How Eco Is Your Living Tree, Anyway?

Ah, December, scene of ferocious debates in many corners of the newspaper over what kind of Christmas tree is the best kind, for those in the Christmas tree market, which seems to be pretty much everyone. (Even I have a soft spot for the damn things and I don’t even celebrate Christmas.) People square off over fake versus real, cut versus live, and other topics of contention.

The living tree is often touted as an ecologically friendly solution allowing people to enjoy all the delights of a Christmas tree without any of the guilt; instead of cutting down an innocent tree and then throwing it away, you can have a living tree and then plant it, giving back to the environment. What could be better, right?

Well, there are a number of problems with the living tree. Starting with the oft-maligned tree farm; tree farms use up resources whether the trees are being cut or grown with the intention of digging them up for use as live trees. Transport costs are also similar, as trees still have to be moved into houses for people to look at them. And when a dead tree is finished, it can be chipped and composted, which actually does contribute to the environment, in its own way…especially when contrasted with the dark path down the rabbit hole followed by living trees.

First problem: Trees unsuitable to the climate. Having a living tree is great, but you need to live in a climate appropriate for the tree if you’re planning on planting it or containerizing it for use in future years. Conifers, popular for use as Christmas trees, have varying climate tolerances and are also vulnerable to insect infestations. If you live in an area where conifers can’t grow, a living tree will turn into a dead tree pretty fast. Then what are you going to do with it?

Second problem: Limited space. Assuming that one keeps a tree in a container to use each year, that container still has to go somewhere when it’s not Christmas time. When you have a reasonably large property or a big deck or something, there’s room to do that. A small apartment? A garden with limited space? Where, exactly, are you going to put your living tree? If you’re planting trees each year, you’re going to run out of room to put them pretty fast, and you have added problems in the future when they grow to full size, overshadow your house and garden, and make a mess of themselves. Living trees: not so cute when they grow up!

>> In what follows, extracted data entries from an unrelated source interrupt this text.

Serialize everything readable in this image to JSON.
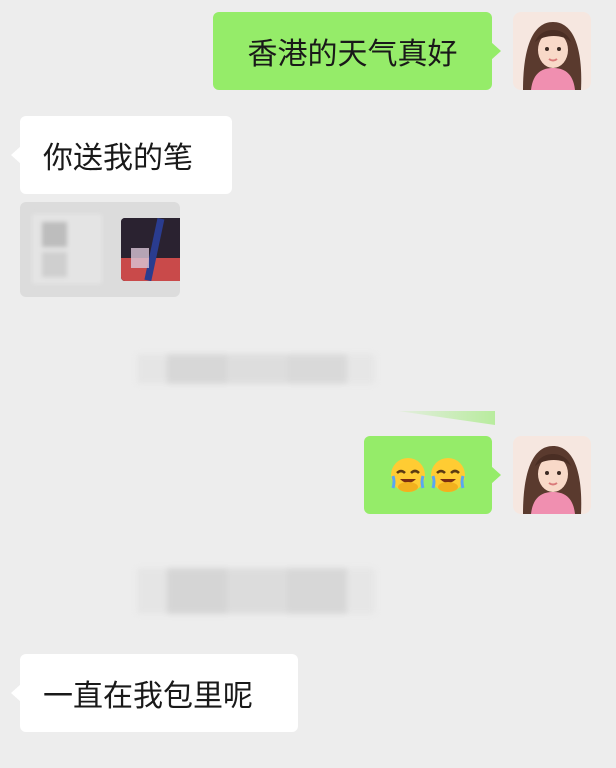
{
  "messages": {
    "m1": {
      "text": "香港的天气真好",
      "direction": "outgoing"
    },
    "m2": {
      "text": "你送我的笔",
      "direction": "incoming"
    },
    "m4": {
      "emojis": [
        "🤦",
        "🤦"
      ],
      "emoji_icon": "face-palm-icon",
      "direction": "outgoing"
    },
    "m6": {
      "text": "一直在我包里呢",
      "direction": "incoming"
    }
  },
  "colors": {
    "background": "#ededed",
    "outgoing_bubble": "#95ec69",
    "incoming_bubble": "#ffffff"
  }
}
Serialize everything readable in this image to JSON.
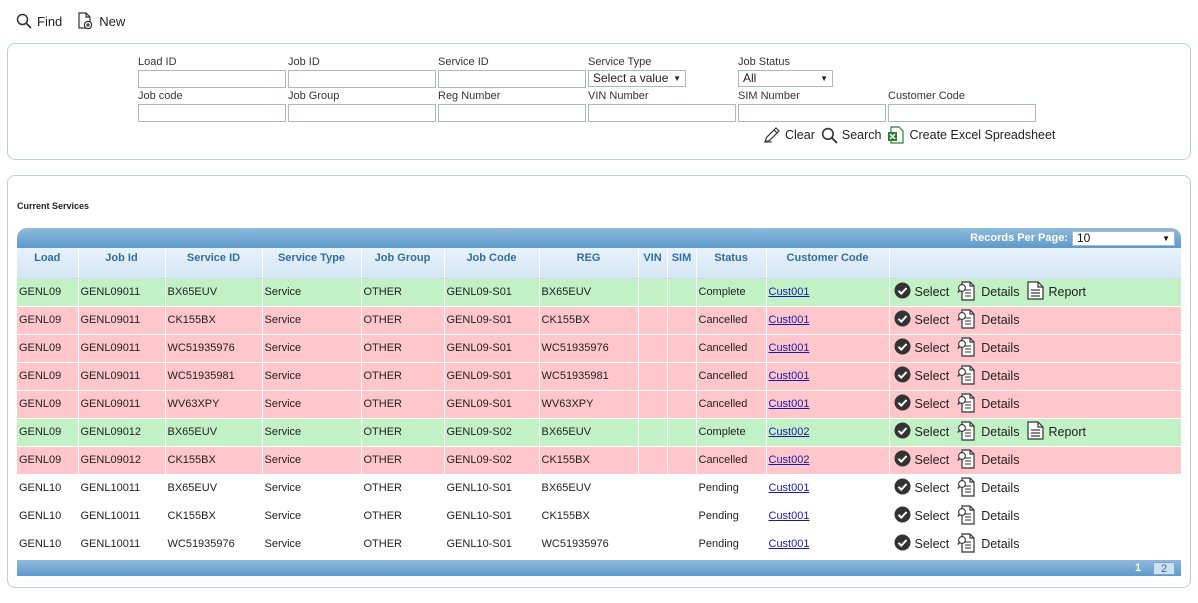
{
  "toolbar": {
    "find_label": "Find",
    "new_label": "New"
  },
  "search": {
    "fields": {
      "load_id": {
        "label": "Load ID",
        "value": ""
      },
      "job_id": {
        "label": "Job ID",
        "value": ""
      },
      "service_id": {
        "label": "Service ID",
        "value": ""
      },
      "service_type": {
        "label": "Service Type",
        "value": "Select a value"
      },
      "job_status": {
        "label": "Job Status",
        "value": "All"
      },
      "job_code": {
        "label": "Job code",
        "value": ""
      },
      "job_group": {
        "label": "Job Group",
        "value": ""
      },
      "reg_number": {
        "label": "Reg Number",
        "value": ""
      },
      "vin_number": {
        "label": "VIN Number",
        "value": ""
      },
      "sim_number": {
        "label": "SIM Number",
        "value": ""
      },
      "customer_code": {
        "label": "Customer Code",
        "value": ""
      }
    },
    "actions": {
      "clear": "Clear",
      "search": "Search",
      "excel": "Create Excel Spreadsheet"
    }
  },
  "results": {
    "title": "Current Services",
    "records_per_page_label": "Records Per Page:",
    "records_per_page_value": "10",
    "columns": [
      "Load",
      "Job Id",
      "Service ID",
      "Service Type",
      "Job Group",
      "Job Code",
      "REG",
      "VIN",
      "SIM",
      "Status",
      "Customer Code"
    ],
    "row_actions": {
      "select": "Select",
      "details": "Details",
      "report": "Report"
    },
    "rows": [
      {
        "load": "GENL09",
        "job_id": "GENL09011",
        "service_id": "BX65EUV",
        "service_type": "Service",
        "job_group": "OTHER",
        "job_code": "GENL09-S01",
        "reg": "BX65EUV",
        "vin": "",
        "sim": "",
        "status": "Complete",
        "customer_code": "Cust001"
      },
      {
        "load": "GENL09",
        "job_id": "GENL09011",
        "service_id": "CK155BX",
        "service_type": "Service",
        "job_group": "OTHER",
        "job_code": "GENL09-S01",
        "reg": "CK155BX",
        "vin": "",
        "sim": "",
        "status": "Cancelled",
        "customer_code": "Cust001"
      },
      {
        "load": "GENL09",
        "job_id": "GENL09011",
        "service_id": "WC51935976",
        "service_type": "Service",
        "job_group": "OTHER",
        "job_code": "GENL09-S01",
        "reg": "WC51935976",
        "vin": "",
        "sim": "",
        "status": "Cancelled",
        "customer_code": "Cust001"
      },
      {
        "load": "GENL09",
        "job_id": "GENL09011",
        "service_id": "WC51935981",
        "service_type": "Service",
        "job_group": "OTHER",
        "job_code": "GENL09-S01",
        "reg": "WC51935981",
        "vin": "",
        "sim": "",
        "status": "Cancelled",
        "customer_code": "Cust001"
      },
      {
        "load": "GENL09",
        "job_id": "GENL09011",
        "service_id": "WV63XPY",
        "service_type": "Service",
        "job_group": "OTHER",
        "job_code": "GENL09-S01",
        "reg": "WV63XPY",
        "vin": "",
        "sim": "",
        "status": "Cancelled",
        "customer_code": "Cust001"
      },
      {
        "load": "GENL09",
        "job_id": "GENL09012",
        "service_id": "BX65EUV",
        "service_type": "Service",
        "job_group": "OTHER",
        "job_code": "GENL09-S02",
        "reg": "BX65EUV",
        "vin": "",
        "sim": "",
        "status": "Complete",
        "customer_code": "Cust002"
      },
      {
        "load": "GENL09",
        "job_id": "GENL09012",
        "service_id": "CK155BX",
        "service_type": "Service",
        "job_group": "OTHER",
        "job_code": "GENL09-S02",
        "reg": "CK155BX",
        "vin": "",
        "sim": "",
        "status": "Cancelled",
        "customer_code": "Cust002"
      },
      {
        "load": "GENL10",
        "job_id": "GENL10011",
        "service_id": "BX65EUV",
        "service_type": "Service",
        "job_group": "OTHER",
        "job_code": "GENL10-S01",
        "reg": "BX65EUV",
        "vin": "",
        "sim": "",
        "status": "Pending",
        "customer_code": "Cust001"
      },
      {
        "load": "GENL10",
        "job_id": "GENL10011",
        "service_id": "CK155BX",
        "service_type": "Service",
        "job_group": "OTHER",
        "job_code": "GENL10-S01",
        "reg": "CK155BX",
        "vin": "",
        "sim": "",
        "status": "Pending",
        "customer_code": "Cust001"
      },
      {
        "load": "GENL10",
        "job_id": "GENL10011",
        "service_id": "WC51935976",
        "service_type": "Service",
        "job_group": "OTHER",
        "job_code": "GENL10-S01",
        "reg": "WC51935976",
        "vin": "",
        "sim": "",
        "status": "Pending",
        "customer_code": "Cust001"
      }
    ],
    "pagination": {
      "current": "1",
      "pages": [
        "1",
        "2"
      ]
    }
  },
  "colors": {
    "complete": "#c3f1c6",
    "cancelled": "#ffc6cc",
    "header_link": "#2f6ea3",
    "bar": "#5e9acc"
  },
  "icons": {
    "find": "magnifier-icon",
    "new": "new-document-icon",
    "clear": "pencil-icon",
    "search": "magnifier-icon",
    "excel": "excel-icon",
    "select": "check-circle-icon",
    "details": "details-document-icon",
    "report": "report-document-icon"
  }
}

Third problem: Ok, you’re planting and you have room to plant. Can you dig in the winter? Ah. Right. You either have to keep your tree in storage until the ground softens, or do some serious prep work, and you have to acclimate the tree because plonking a tree that’s been coddled indoors into a pre-dug frosty hole will kill it faster than you can say ‘transplant shock.’ You’ve got to think about placement, prepare the hole with appropriate soil, and commit to maintaining the tree as it grows; it may suck up water if you didn’t use a native species or couldn’t find an appropriate one, and you’ll need to prune and shape it, and you’ll need to work around it as it grows and changes the look and feel of your garden.

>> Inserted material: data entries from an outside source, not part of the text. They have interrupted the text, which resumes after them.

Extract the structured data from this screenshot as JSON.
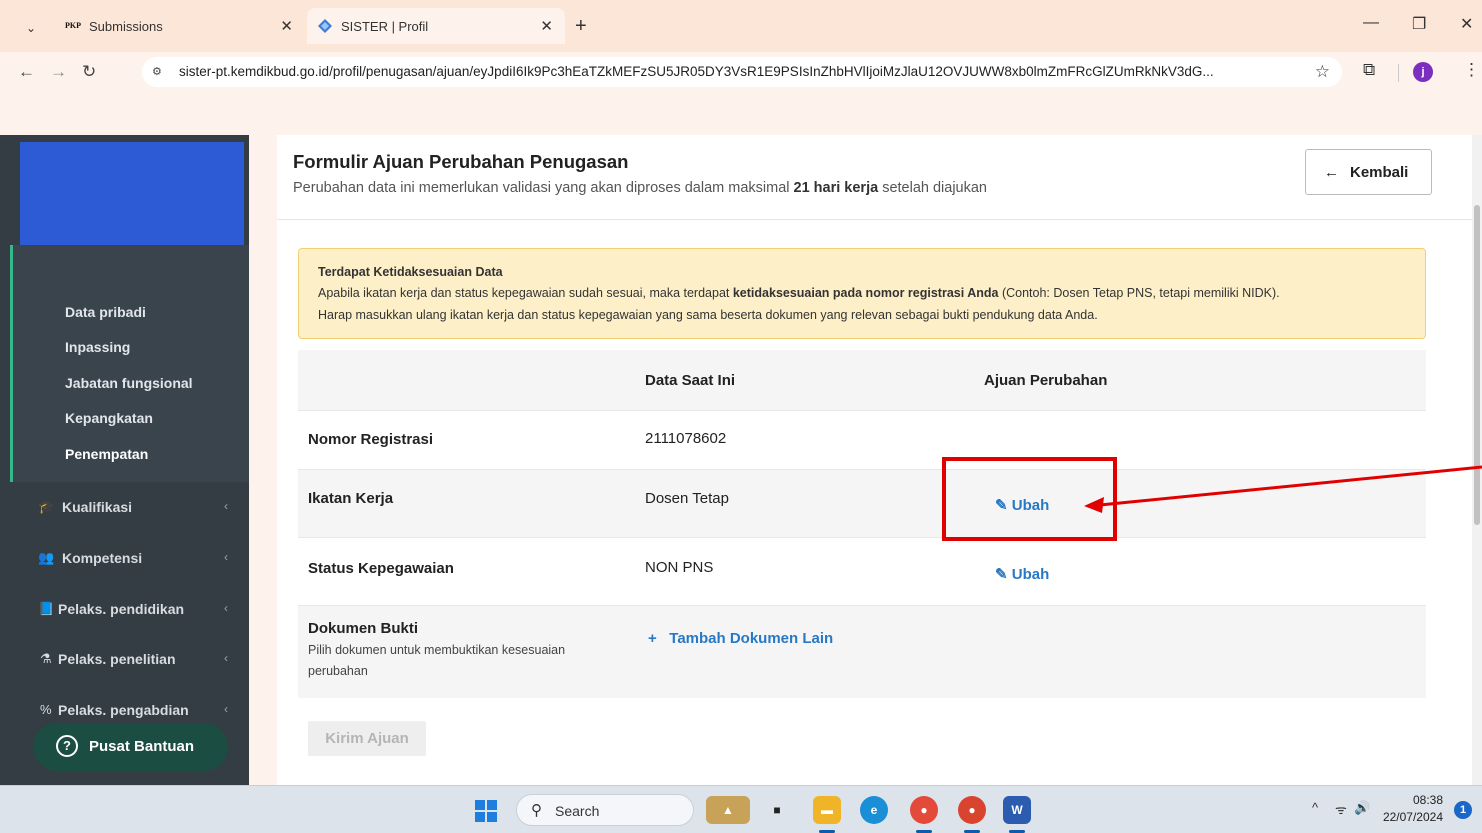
{
  "browser": {
    "tabs": [
      {
        "title": "Submissions",
        "favicon": "PKP",
        "active": false
      },
      {
        "title": "SISTER | Profil",
        "active": true
      }
    ],
    "url": "sister-pt.kemdikbud.go.id/profil/penugasan/ajuan/eyJpdiI6Ik9Pc3hEaTZkMEFzSU5JR05DY3VsR1E9PSIsInZhbHVlIjoiMzJlaU12OVJUWW8xb0lmZmFRcGlZUmRkNkV3dG...",
    "profile_initial": "j"
  },
  "sidebar": {
    "sub_items": [
      "Data pribadi",
      "Inpassing",
      "Jabatan fungsional",
      "Kepangkatan",
      "Penempatan"
    ],
    "items": [
      {
        "label": "Kualifikasi",
        "icon": "graduation-cap-icon",
        "glyph": "🎓"
      },
      {
        "label": "Kompetensi",
        "icon": "people-icon",
        "glyph": "👥"
      },
      {
        "label": "Pelaks. pendidikan",
        "icon": "book-icon",
        "glyph": "📘"
      },
      {
        "label": "Pelaks. penelitian",
        "icon": "flask-icon",
        "glyph": "⚗"
      },
      {
        "label": "Pelaks. pengabdian",
        "icon": "percent-icon",
        "glyph": "%"
      }
    ],
    "help_label": "Pusat Bantuan"
  },
  "header": {
    "title": "Formulir Ajuan Perubahan Penugasan",
    "subtitle_pre": "Perubahan data ini memerlukan validasi yang akan diproses dalam maksimal ",
    "subtitle_bold": "21 hari kerja",
    "subtitle_post": " setelah diajukan",
    "back_label": "Kembali"
  },
  "alert": {
    "title": "Terdapat Ketidaksesuaian Data",
    "line1_pre": "Apabila ikatan kerja dan status kepegawaian sudah sesuai, maka terdapat ",
    "line1_bold": "ketidaksesuaian pada nomor registrasi Anda",
    "line1_post": " (Contoh: Dosen Tetap PNS, tetapi memiliki NIDK).",
    "line2": "Harap masukkan ulang ikatan kerja dan status kepegawaian yang sama beserta dokumen yang relevan sebagai bukti pendukung data Anda."
  },
  "table": {
    "col_current": "Data Saat Ini",
    "col_proposed": "Ajuan Perubahan",
    "rows": [
      {
        "label": "Nomor Registrasi",
        "value": "2111078602"
      },
      {
        "label": "Ikatan Kerja",
        "value": "Dosen Tetap",
        "action": "Ubah"
      },
      {
        "label": "Status Kepegawaian",
        "value": "NON PNS",
        "action": "Ubah"
      }
    ],
    "doc_label": "Dokumen Bukti",
    "doc_note_line1": "Pilih dokumen untuk membuktikan kesesuaian",
    "doc_note_line2": "perubahan",
    "add_doc_label": "Tambah Dokumen Lain"
  },
  "submit_label": "Kirim Ajuan",
  "taskbar": {
    "search_label": "Search",
    "time": "08:38",
    "date": "22/07/2024",
    "notification_count": "1"
  },
  "colors": {
    "link": "#2878c5",
    "sidebar": "#343c44",
    "alert_bg": "#fdf0c8",
    "annotation": "#e10000"
  }
}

Fourth problem: Did you know trees don’t live that long indoors? Yeah, neither did a lot of other people. If you keep a tree inside too long, no matter how well you care for it, it will die. It should really only be inside for seven to ten days and when it’s ready to go back outside, it needs to be reintroduced gradually, not plopped in the middle of the yard (see:transplant shock above). There’s a lot of work involved in keeping a living tree alive, actually.

The living tree sounds like a super sweet idea, and I admire the concept, but it’s not without flaws. It’s often promoted as an easy solution and you get people triumphantly carrying trees home, unaware that they are totally unsuited to the climate and not really thinking about what they will do with the trees after use.

Some companies offer rental services, which is, I think, a neat approach to the problem; they deliver and pick up the tree, store it when not in use, and presumably rent at other times of the year for events and so forth. This eliminates some of the problems with living trees, though certainly not all of them. In some cities, people can also buy living trees and then turn them over for planting somewhere at the end of the holiday season; consider it a form of carbon offset where you meet your offset first. For reforestation projects, I could see this being a really useful application, as long as people understand that they can’t keep the trees indoors too long or they’ll die when they are established.

There is no easy solution when it comes to trees. I haven’t decided what I will do myself. I really like the smell of the leaves and the little lights, and Loki adores Christmas trees although I’ve only had a couple since I got him. Now that I am finally in a house with some room, I feel like I’d like to have one, and I’ll probably go to a friend’s back 40 and thin out a good specimen; if a tree’s going to be cut anyway, I might as well use it ornamentally for a week before it goes on a burn pile or into the chipper. Incidentally, Christmas trees make great mulch.